Even though there’s not much going on in this image, it really spells out everything you need to know. I mean, you got a gasmask and a mining helmet front and center, so you know for sure what the killer looks like at least, then there’s some party goers reflected in the lamp on the dudes head, that and the film’s title fill in the rest of what’s going on. Honestly though, that based title had me at hello. In fact, it’s worth mentioning that Irish shoegaze pioneers My Bloody Valentine take their band name form this film’s title (their new album’s great by the way). As a guy who loves horror movie fonts though, I gotta say there’s not much to praise here, the title sequence in the film is much cooler with its two bloody hearts merging to form the Os in Bloody. On top of that, showing the killer's face through the mask was a mistake, the blank expression portrayed by the black lenses on the gasmask gives the killer a mysterious pseudo-supernatural appearance and the way they did it on this cover really crapped all over that idea.
Movie: 3/5
Cover: 3/5
My Bloody Valentine (Special Edition) [Blu-ray]

Monday, February 11, 2013

Box Art Review #3 - Army of Darkness



Box Art Review # 3
Army of Darkness (1992)
Directed by Sam Raimi
Starring Bruce Campbell

The Movie
Army of Darkness is a slapstick comedy, action, adventure, horror, spoof about a guy who travels back in time with a shotgun, a car, and a chainsaw attached to his wrist to fight ancient demons that killed his girlfriend. It’s pretty great, and if you’re reading this you’ve probably seen it. If you haven’t, you should really get on that, man.
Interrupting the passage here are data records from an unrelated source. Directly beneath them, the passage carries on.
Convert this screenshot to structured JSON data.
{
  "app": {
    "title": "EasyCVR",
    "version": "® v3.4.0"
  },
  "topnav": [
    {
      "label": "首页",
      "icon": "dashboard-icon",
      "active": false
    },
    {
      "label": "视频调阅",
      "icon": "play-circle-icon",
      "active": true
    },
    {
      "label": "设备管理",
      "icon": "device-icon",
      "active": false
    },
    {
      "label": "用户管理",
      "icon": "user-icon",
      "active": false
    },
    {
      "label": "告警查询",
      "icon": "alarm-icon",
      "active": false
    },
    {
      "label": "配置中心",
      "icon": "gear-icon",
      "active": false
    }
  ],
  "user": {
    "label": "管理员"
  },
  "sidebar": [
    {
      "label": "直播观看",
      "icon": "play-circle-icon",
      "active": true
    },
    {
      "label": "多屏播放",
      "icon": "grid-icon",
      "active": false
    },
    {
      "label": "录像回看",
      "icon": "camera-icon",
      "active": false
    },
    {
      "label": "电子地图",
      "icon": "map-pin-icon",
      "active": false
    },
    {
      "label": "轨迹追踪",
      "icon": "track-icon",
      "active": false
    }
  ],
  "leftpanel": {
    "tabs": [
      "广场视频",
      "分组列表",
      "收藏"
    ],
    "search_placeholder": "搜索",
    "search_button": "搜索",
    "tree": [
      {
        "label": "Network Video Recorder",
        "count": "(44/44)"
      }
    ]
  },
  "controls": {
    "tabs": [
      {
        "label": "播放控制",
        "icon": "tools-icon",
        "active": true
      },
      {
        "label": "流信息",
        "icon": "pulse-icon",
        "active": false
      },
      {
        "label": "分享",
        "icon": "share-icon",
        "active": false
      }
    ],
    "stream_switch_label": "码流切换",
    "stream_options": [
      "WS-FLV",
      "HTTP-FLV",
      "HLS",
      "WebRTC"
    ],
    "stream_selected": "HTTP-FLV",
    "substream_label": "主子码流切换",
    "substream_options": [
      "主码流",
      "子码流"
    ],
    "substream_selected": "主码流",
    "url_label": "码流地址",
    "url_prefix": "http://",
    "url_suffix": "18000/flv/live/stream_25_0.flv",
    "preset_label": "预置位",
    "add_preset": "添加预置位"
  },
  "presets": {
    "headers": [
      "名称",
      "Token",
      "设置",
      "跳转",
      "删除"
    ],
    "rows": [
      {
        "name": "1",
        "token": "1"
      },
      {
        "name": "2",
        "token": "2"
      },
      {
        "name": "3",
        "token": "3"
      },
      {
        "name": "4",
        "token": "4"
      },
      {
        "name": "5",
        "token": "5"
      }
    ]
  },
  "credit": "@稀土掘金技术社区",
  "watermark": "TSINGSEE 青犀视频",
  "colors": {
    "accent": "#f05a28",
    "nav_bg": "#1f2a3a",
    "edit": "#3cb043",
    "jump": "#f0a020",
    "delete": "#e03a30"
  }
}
Basically Bruce Campbell ramps up the goofy slapstick from Evil Dead 2 to full blast in this one, so much so, that it’s only really loosely kind of tangentially linked to the horror genre on a technicality. I mean, there are some great creature effects, but no gore and literally none of the atmosphere of either of the first two films. What we do get though, are some truly classic one liners, witty dialog, and a lot of homages to classic fantasy and science fiction movies. I gotta say though, while I love this movie, all the three stooges bits don’t do much for me; I’ve never seen the appeal and still don’t.  

Probably the most classic scene of the film is the finale (where the line “Hail to the King, baby” comes from) but I didn’t always know that. The first time I saw the movie (like, from start to finish) I saw the European ending which is cool in its own right, but much darker and less entertaining; Stick with the one that’s classic. Speaking of foreign markets, the alternate title outside of the U.S. was The Medieval Dead which is just fucking rad as hell.

The Cover
First of all, it’s gotta be said that Darkman is criminally underrated. Second, I honestly think they could’ve hooked more fish with the byline From the Director of Evil Dead. Like Evil Dead 2, that font choice is killer. The tagline, “Trapped in time. Surrounded by Evil. Low on gas.” is brilliant and it sets the tone of the film up before you even pop the movie into the VCR. The cover painting is a clear homage to the fantasy stylings of Frank Frazetta and is an identical silhouette of the posters for Star Wars Episode IV: A New Hope, and National Lampoon’s Vacation. From afar, it looks pretty basic, and then you realize he’s wielding a chainsaw, standing on a tire, and being attacked by miniature versions of himself with a fork. Oh yeah, and there’s a really badass looking skeleton warrior giving the whole scene a stern look of disapproval down there in the bottom right corner.

Like Evil Dead 2, Army of Darkness has one of the most iconic posters/VHS box art in the horror game, but more importantly, it’s teamed up with a movie that actually delivers everything that’s on the cover.